Of course, traditional consultants and other providers of corporate advice are unlikely to disappear. Like the human advisors that still complement robo-advisors in the investment world, they can provide a number of key functions. Here are several ways existing corporate advisors can complement their future robot partners:

  • Integrate different online advice sources, and help clients and investment firms to understand what systems to use for what purposes. Human advisors could also, like hedge fund managers, analyze the results from machine-advised decisions and advise clients on whether changes are necessary in the algorithms and logic employed by the machines.
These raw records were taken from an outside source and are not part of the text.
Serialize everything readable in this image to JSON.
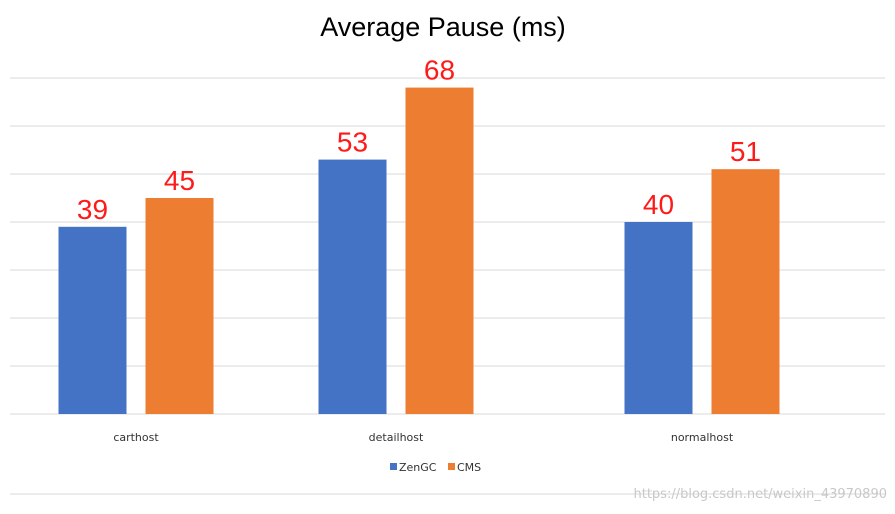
{
  "chart_data": {
    "type": "bar",
    "title": "Average Pause (ms)",
    "categories": [
      "carthost",
      "detailhost",
      "normalhost"
    ],
    "series": [
      {
        "name": "ZenGC",
        "values": [
          39,
          53,
          40
        ]
      },
      {
        "name": "CMS",
        "values": [
          45,
          68,
          51
        ]
      }
    ],
    "ylim": [
      0,
      70
    ],
    "grid": true,
    "legend": "bottom"
  },
  "colors": {
    "ZenGC": "#4472c4",
    "CMS": "#ed7d31",
    "data_label": "#ff1a1a",
    "grid": "#d9d9d9"
  },
  "watermark": "https://blog.csdn.net/weixin_43970890"
}
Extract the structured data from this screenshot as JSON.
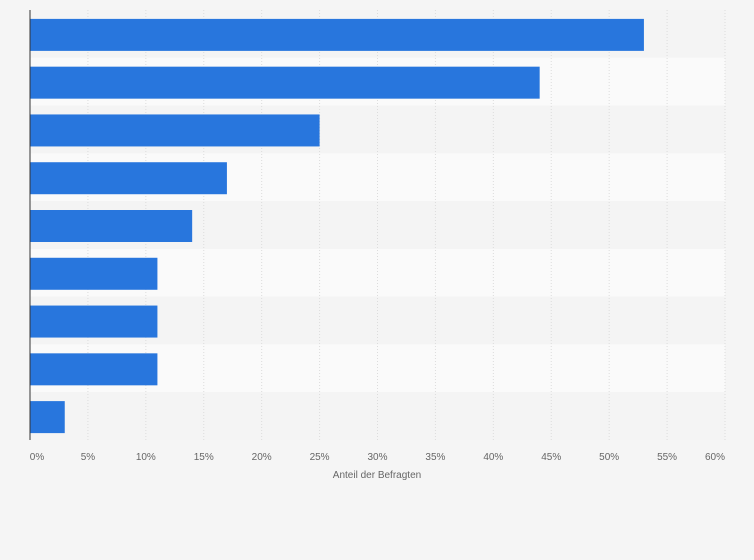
{
  "chart_data": {
    "type": "bar",
    "orientation": "horizontal",
    "categories": [
      "",
      "",
      "",
      "",
      "",
      "",
      "",
      "",
      ""
    ],
    "values": [
      53,
      44,
      25,
      17,
      14,
      11,
      11,
      11,
      3
    ],
    "xlabel": "Anteil der Befragten",
    "xlim": [
      0,
      60
    ],
    "xticks": [
      "0%",
      "5%",
      "10%",
      "15%",
      "20%",
      "25%",
      "30%",
      "35%",
      "40%",
      "45%",
      "50%",
      "55%",
      "60%"
    ],
    "grid": true,
    "bar_color": "#2876dd"
  }
}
  • Shift to providing advice on business models, not just strategy and operations. We suggested in a recent article that pure advice from even the most elite consultants would be put at risk by machine learning. However, our research as well as others’ suggest that consultants can focus on their clients’ business models rather than just strategy, operations, and best practices to insure their future growth, relevance and success.
  • Deliver behavioral coaching. As corporate strategy advice is increasingly disrupted by algorithms and artificial intelligence, corporate advisors could coach leaders on the best approach to success using their EQ skills. As with behavioral coaches in individual investing, corporate coaches could, for example, dissuade leaders and boards from buying companies at the top of the market or selling when the markets crash. They can help them with change management as smart machines provide new insights at increasing speeds.
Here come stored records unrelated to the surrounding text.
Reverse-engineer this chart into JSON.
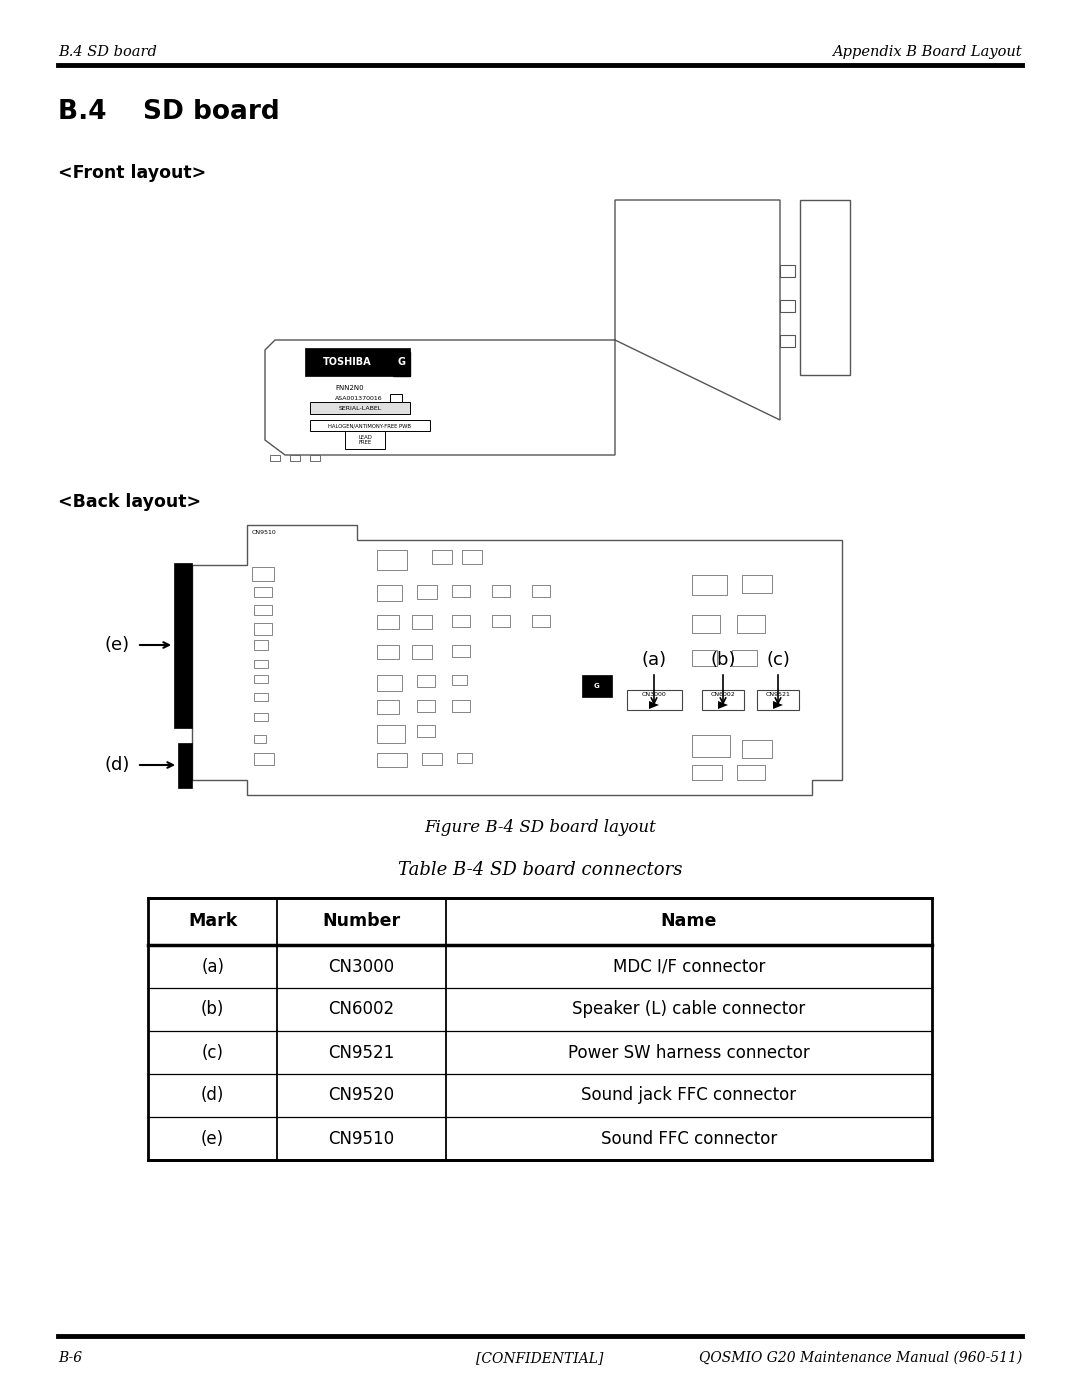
{
  "page_title_left": "B.4 SD board",
  "page_title_right": "Appendix B Board Layout",
  "section_title": "B.4    SD board",
  "front_label": "<Front layout>",
  "back_label": "<Back layout>",
  "figure_caption": "Figure B-4 SD board layout",
  "table_caption": "Table B-4 SD board connectors",
  "table_headers": [
    "Mark",
    "Number",
    "Name"
  ],
  "table_rows": [
    [
      "(a)",
      "CN3000",
      "MDC I/F connector"
    ],
    [
      "(b)",
      "CN6002",
      "Speaker (L) cable connector"
    ],
    [
      "(c)",
      "CN9521",
      "Power SW harness connector"
    ],
    [
      "(d)",
      "CN9520",
      "Sound jack FFC connector"
    ],
    [
      "(e)",
      "CN9510",
      "Sound FFC connector"
    ]
  ],
  "footer_left": "B-6",
  "footer_center": "[CONFIDENTIAL]",
  "footer_right": "QOSMIO G20 Maintenance Manual (960-511)",
  "bg_color": "#ffffff",
  "text_color": "#000000"
}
While the details of adoption of automated advice from robo advisors in all industries are unclear, it is likely that the future will include automated advisors in many fields. They already exist in personal investing, driving navigation (Google Maps, Waze), matchmaking (EHarmony, Match.com), and healthcare (WebMD Symptom Checker). It seems only logical that they would extend into corporate strategy and finance. Financial services firms, financial advisors, and their clients were the first to witness substantial disruption, but they won’t be the last.  The days of only face-to-face discussions between client and consultant may not vanish altogether, but they shift from crunching the numbers to changing behaviors and nurturing relationships with clients.  As Ian Dodd, Director of legal analytics firm Premonition, said to the BBC, “The knowledge jobs will go.  The wisdom jobs will stay.”